16th February 2011, 04:39 PM
Dirty Laundry - When and How to Complain About a Vendor
I have been an active member of all kinds of different forums, from gaming to weightlifting and everything in between. The one thing I have noticed is that some people feel a need to air their dirty laundry to the whole interworld. By laundry I generally mean business transactions of all types and while in rare cases it is a warranted consumer warning, sometimes it's just impatient people who want their items the day before they ordered it. I think it is important for business matters to be kept private between buyer and seller to save the face of both the company and the complainer, I mean consumer. A few cases of this show up every once in a while here, far less than other places, but it still happens where a complaint post gets made for no real reason. There are multiple steps to take prior to telling the world that Company X is ripping you off on a forum, or to keep from being a sucker consumer in the first place if you were wronged.
- Check the Better Business Bureau (BBB) before you ever send money to a company. If no BBB data is available, do a quick search on google to find customer ratings and experiences.
- Give the company a chance to fix your problems confidentially before flaming them online, your forum post can and will keep other customers from shopping there. There is a certain amount of buyer responsibility to give them a fair chance to fix things.
- Pay attention to shipping rules. I know from ordering reloading supplies for rifles that anything that combusts takes time to ship; whenever I ordered powder I always expected a 3 week wait and when it got there before that I was pleasantly surprised.
- Understand that in the hobby world a lot of our suppliers are busy and sometimes filling multiple orders with a minimal staff, if any, so mistakes can and will be made. We are all human and I know we have all forgot something at one point in our life.

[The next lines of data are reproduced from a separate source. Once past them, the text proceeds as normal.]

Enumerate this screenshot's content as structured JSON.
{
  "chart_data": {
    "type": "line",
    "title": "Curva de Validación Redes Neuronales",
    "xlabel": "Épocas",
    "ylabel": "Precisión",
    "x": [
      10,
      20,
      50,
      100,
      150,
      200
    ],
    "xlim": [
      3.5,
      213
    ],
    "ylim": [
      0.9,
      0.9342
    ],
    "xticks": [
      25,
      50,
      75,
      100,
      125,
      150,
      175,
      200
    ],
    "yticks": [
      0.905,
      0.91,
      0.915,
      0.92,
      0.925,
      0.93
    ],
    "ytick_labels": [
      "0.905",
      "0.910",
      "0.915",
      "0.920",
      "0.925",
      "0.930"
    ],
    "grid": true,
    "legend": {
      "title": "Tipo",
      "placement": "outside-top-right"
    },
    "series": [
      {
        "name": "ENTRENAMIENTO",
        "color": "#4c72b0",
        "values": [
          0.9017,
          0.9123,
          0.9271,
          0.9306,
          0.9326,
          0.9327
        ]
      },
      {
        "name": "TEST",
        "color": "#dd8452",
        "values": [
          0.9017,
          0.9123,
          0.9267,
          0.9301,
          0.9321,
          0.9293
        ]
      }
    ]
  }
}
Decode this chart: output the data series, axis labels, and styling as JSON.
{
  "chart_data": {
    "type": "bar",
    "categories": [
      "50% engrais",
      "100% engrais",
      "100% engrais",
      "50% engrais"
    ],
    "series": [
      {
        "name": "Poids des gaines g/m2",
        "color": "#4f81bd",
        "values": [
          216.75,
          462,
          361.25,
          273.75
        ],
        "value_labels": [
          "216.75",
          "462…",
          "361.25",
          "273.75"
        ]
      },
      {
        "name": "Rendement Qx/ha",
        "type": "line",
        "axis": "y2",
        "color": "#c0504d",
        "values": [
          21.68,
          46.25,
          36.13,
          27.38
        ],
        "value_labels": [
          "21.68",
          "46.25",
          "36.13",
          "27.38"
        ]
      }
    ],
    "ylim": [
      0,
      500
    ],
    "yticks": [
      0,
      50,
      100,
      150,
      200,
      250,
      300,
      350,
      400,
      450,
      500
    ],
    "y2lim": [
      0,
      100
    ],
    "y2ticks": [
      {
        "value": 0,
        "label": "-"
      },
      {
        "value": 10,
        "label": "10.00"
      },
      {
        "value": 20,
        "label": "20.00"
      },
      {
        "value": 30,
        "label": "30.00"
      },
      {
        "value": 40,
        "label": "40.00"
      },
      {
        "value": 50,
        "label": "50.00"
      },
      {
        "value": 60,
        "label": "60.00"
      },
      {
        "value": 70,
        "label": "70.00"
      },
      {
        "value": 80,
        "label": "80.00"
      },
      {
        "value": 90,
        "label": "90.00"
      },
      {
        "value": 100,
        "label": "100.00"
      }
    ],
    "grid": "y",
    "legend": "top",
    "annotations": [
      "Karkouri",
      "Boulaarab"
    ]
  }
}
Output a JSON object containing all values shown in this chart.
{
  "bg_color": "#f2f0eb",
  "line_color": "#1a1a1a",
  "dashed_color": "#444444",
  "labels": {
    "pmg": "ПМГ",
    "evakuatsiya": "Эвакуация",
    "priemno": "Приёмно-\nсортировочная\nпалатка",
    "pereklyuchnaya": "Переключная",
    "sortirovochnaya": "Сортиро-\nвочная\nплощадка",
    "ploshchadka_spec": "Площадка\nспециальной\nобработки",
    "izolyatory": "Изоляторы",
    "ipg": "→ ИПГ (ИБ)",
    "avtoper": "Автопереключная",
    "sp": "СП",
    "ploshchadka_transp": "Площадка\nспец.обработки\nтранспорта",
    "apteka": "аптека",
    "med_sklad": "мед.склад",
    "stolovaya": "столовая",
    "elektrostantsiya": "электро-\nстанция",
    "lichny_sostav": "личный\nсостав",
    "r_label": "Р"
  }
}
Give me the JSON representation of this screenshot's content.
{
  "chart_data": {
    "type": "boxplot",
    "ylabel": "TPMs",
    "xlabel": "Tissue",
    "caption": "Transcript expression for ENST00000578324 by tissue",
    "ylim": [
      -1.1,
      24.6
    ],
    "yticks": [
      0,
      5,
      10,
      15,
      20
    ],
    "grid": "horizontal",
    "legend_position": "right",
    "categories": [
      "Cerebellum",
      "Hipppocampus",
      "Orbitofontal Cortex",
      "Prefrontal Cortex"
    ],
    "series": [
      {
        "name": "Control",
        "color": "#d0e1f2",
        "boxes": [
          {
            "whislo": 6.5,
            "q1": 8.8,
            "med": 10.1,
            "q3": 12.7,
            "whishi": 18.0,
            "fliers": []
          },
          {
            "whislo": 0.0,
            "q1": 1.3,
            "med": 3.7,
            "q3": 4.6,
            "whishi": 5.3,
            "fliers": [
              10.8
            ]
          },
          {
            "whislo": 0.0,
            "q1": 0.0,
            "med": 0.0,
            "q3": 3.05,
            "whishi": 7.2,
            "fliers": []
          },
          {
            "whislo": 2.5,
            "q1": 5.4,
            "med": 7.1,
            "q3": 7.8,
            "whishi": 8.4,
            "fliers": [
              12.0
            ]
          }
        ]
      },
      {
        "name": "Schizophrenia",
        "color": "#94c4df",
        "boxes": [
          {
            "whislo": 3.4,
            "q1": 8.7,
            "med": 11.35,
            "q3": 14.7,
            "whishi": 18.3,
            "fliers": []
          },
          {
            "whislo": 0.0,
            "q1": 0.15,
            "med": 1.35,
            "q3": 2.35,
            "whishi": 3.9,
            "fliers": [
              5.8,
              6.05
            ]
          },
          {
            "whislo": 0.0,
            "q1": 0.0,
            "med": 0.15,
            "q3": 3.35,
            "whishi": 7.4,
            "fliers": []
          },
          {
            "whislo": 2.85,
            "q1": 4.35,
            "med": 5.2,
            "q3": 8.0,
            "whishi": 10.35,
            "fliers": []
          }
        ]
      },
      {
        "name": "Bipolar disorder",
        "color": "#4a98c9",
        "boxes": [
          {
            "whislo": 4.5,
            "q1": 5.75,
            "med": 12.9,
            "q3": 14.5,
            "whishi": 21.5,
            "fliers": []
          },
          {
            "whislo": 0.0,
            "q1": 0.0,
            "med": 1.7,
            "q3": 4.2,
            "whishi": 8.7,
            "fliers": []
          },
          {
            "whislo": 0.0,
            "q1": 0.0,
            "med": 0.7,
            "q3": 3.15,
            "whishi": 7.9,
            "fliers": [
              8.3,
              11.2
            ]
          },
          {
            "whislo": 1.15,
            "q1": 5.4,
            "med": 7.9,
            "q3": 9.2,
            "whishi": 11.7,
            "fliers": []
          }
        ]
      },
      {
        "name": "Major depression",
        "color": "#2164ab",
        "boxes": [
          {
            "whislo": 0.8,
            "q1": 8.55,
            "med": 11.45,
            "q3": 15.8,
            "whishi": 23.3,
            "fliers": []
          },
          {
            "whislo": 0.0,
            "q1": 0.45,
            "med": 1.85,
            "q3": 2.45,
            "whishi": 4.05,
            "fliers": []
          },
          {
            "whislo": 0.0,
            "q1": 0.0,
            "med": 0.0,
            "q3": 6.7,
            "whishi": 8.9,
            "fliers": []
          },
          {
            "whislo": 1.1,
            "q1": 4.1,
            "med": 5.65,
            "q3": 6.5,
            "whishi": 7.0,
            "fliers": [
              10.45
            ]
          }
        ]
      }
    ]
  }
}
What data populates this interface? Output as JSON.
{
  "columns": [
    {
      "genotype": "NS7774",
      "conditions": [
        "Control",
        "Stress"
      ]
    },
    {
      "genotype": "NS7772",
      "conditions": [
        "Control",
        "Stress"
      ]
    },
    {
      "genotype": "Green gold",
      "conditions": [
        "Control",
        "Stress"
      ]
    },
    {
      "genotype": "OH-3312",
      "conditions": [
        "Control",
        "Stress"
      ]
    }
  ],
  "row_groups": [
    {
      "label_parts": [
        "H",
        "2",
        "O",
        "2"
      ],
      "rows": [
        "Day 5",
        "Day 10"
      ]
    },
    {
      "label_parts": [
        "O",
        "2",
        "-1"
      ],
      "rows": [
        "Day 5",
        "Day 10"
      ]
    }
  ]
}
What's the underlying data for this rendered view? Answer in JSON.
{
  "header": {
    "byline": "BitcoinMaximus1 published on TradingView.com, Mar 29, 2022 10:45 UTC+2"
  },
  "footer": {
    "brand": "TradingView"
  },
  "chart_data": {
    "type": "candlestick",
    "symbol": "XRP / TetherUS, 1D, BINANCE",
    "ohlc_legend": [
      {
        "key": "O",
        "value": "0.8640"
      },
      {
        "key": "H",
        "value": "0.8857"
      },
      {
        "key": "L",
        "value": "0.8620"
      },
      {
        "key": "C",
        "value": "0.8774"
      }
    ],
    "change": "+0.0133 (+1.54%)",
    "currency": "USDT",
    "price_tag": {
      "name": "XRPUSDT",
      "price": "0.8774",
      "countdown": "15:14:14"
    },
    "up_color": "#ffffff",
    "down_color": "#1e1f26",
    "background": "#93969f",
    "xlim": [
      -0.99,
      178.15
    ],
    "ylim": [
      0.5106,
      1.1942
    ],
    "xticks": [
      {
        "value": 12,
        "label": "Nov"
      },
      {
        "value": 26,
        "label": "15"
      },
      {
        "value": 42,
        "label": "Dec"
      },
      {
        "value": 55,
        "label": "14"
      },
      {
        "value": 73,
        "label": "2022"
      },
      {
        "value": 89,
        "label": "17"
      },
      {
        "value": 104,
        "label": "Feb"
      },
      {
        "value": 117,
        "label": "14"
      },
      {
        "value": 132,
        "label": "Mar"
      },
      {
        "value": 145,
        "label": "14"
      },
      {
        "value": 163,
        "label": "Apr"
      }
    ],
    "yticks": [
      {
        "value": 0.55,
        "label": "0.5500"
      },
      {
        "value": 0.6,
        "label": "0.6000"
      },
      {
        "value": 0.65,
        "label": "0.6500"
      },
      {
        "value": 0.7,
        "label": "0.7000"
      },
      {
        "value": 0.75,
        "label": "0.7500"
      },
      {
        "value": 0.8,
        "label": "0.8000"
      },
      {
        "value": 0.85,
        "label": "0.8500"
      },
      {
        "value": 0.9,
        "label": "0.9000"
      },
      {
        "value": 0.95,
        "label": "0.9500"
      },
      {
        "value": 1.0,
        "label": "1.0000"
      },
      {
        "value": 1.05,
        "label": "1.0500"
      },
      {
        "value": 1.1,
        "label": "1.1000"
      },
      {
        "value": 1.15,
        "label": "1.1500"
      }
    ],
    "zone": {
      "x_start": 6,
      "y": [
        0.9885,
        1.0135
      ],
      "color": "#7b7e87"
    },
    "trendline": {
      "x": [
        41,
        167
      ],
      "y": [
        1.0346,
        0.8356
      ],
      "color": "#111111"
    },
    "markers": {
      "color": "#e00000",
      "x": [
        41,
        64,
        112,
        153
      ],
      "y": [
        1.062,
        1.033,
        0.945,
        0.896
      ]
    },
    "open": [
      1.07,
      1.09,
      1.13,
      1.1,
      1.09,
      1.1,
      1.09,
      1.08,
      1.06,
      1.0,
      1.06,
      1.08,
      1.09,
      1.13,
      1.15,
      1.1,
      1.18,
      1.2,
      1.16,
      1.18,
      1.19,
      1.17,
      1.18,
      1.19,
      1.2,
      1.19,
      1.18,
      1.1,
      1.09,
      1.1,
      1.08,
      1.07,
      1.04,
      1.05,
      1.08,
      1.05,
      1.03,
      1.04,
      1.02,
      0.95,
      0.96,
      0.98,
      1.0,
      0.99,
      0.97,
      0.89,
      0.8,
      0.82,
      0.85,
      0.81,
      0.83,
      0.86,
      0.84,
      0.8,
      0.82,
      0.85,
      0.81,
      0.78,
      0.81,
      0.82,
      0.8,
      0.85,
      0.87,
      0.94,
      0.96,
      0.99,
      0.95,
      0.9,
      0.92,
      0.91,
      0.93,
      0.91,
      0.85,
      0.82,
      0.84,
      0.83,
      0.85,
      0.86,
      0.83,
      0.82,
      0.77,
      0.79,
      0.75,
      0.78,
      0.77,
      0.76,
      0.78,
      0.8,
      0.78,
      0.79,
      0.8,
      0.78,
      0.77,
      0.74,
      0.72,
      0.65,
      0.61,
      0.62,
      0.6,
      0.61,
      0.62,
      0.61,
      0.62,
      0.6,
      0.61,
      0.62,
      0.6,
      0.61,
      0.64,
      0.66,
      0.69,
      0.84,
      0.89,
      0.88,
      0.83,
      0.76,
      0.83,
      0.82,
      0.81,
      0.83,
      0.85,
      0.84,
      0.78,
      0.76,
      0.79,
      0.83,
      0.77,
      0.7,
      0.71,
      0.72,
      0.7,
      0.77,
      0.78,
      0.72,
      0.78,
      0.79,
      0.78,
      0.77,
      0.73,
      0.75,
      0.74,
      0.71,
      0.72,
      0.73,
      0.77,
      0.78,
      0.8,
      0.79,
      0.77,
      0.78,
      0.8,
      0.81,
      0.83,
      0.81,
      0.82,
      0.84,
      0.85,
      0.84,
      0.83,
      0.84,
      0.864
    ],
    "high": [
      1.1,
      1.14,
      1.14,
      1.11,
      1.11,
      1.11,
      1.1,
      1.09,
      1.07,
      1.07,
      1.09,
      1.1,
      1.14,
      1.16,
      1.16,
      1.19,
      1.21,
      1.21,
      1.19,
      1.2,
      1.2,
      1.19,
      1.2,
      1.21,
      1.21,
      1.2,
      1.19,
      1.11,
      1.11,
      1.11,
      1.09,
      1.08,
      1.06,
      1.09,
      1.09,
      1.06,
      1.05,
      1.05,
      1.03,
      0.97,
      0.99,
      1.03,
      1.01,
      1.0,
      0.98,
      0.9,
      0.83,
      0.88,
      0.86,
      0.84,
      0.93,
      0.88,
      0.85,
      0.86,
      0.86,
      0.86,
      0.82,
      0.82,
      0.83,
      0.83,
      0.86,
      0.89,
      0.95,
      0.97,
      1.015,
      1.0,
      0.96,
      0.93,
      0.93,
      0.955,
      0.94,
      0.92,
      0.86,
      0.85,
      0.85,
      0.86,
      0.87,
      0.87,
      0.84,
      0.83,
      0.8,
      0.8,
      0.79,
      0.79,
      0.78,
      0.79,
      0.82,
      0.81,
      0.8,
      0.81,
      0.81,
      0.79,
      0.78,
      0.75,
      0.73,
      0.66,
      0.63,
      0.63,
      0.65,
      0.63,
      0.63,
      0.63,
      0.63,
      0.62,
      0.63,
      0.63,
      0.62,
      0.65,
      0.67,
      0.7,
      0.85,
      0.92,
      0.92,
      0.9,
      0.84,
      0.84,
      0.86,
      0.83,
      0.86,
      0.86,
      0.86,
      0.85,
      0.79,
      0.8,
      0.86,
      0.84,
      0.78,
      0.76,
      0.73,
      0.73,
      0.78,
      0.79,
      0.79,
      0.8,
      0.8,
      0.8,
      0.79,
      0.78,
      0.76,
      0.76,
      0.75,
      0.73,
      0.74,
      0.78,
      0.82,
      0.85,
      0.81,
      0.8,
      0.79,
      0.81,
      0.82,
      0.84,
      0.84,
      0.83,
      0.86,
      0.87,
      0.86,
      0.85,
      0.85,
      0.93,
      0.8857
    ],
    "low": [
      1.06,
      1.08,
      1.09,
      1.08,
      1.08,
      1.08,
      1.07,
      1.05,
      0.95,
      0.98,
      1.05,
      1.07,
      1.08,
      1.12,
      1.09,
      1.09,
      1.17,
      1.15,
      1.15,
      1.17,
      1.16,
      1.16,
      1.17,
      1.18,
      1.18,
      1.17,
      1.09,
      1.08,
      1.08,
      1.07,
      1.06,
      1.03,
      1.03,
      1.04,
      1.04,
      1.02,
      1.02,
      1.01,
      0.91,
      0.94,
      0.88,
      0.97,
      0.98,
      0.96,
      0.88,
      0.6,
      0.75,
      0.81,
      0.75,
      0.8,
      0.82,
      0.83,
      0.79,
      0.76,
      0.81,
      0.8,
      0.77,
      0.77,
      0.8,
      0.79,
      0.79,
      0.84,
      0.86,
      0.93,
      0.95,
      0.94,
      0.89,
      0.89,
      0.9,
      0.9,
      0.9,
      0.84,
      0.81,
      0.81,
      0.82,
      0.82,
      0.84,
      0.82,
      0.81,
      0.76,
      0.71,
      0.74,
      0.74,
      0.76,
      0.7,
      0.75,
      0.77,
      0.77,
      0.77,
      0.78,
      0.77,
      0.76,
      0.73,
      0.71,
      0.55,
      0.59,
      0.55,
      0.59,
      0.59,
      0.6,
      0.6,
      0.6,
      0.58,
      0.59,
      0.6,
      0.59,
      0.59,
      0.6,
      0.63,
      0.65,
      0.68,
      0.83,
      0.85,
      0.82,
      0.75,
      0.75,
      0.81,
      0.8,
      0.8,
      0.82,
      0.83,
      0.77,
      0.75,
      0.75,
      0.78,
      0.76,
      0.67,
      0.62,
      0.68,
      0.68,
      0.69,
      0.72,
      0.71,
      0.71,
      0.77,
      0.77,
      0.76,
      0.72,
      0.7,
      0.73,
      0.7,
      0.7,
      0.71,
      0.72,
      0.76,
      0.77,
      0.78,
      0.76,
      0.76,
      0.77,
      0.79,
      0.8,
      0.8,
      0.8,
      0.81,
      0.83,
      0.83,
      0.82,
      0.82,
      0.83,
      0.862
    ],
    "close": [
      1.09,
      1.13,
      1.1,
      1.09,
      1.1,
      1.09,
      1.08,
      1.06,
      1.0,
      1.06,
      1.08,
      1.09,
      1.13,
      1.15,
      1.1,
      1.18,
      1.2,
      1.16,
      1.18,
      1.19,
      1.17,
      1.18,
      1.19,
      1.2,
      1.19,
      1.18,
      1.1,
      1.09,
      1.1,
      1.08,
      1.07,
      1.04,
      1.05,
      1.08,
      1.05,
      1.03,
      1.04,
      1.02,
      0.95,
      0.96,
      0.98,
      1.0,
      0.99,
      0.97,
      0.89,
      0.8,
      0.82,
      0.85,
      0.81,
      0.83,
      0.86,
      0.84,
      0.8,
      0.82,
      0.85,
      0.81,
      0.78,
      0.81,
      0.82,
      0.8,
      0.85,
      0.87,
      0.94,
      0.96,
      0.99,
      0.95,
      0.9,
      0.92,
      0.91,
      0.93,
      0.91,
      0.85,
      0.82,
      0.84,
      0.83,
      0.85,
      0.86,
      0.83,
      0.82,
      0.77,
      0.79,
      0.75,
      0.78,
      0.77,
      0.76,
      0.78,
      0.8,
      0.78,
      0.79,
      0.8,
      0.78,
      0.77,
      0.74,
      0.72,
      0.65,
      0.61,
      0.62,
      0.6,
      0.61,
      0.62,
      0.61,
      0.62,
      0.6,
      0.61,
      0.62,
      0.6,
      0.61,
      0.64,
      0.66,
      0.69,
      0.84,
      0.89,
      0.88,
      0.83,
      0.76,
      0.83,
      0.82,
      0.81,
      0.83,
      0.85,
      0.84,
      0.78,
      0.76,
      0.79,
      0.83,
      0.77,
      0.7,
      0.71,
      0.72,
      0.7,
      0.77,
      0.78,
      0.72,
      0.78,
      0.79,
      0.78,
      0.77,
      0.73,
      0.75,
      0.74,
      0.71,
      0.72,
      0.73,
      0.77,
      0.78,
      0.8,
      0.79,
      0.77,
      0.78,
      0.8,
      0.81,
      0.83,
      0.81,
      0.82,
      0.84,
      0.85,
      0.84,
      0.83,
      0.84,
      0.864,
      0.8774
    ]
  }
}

This is where confidentiality and good communication initiated by the buyer must happen, give the vendor a chance to make it right. Also on this note be honest with your buying. If something extra is sent to you, notify the company and allow them to cover the shipping charges to send it back. You may even get rewarded for honesty by them allowing you to keep the item. Doing the right thing is just right, why should the buyer be held to a different standard than the seller?
- Be quick to give praise where it is due. When a company impresses you let the world know so that others may also have a good experience and help keep the good companies busy.
- Complaints... These are very tough to handle and when reporting a legitimate complaint be sure to include full details and express what went wrong fully, not just "Company X sucks!!". Doing this will keep your image good as well as give good information to other consumers. Remember, public complaints are your last ditch effort after all other channels of help and reconciliation have been exhausted, this process could take a while.
These are just simple guidelines I use to reduce my stress levels and help generate solid relationships with vendors. This hobby has an extremely small community when it comes down to it, and the last thing you want is to be at a launch and see someone you flamed online for no good reason before you gave them a fair shot to fix it. Online shopping is very convenient but shipping is really out of the store's hands, so patience is key to keeping healthy blood pressure. If you are an extreme worrier pay the little bit extra to get a tracking number or express service when it's available. Don't be afraid to call or email the company and ask them for help rather than hop on a forum and ask people who have nothing to do with the vendor.
This site is really very minimal in flaming which is awesome, and pretty rare to have a group of online vendors that really do all seem to do their best by the customers. In closing, my last little hint: sometimes the site with the lowest price is not the best. It seems to me the bigger the site and the more varied their stock, the poorer their customer service and/or knowledge of what they are selling is. Support the guys who know the hobby and give back by showing up at launches as an onsite vendor, or who are constantly in communication with the hobbiest and not just moving bulk product. In the end your buying experience will be much more enjoyable and the few extra bucks will be well spent.
Last edited by WiK; 16th February 2011 at 08:32 PM.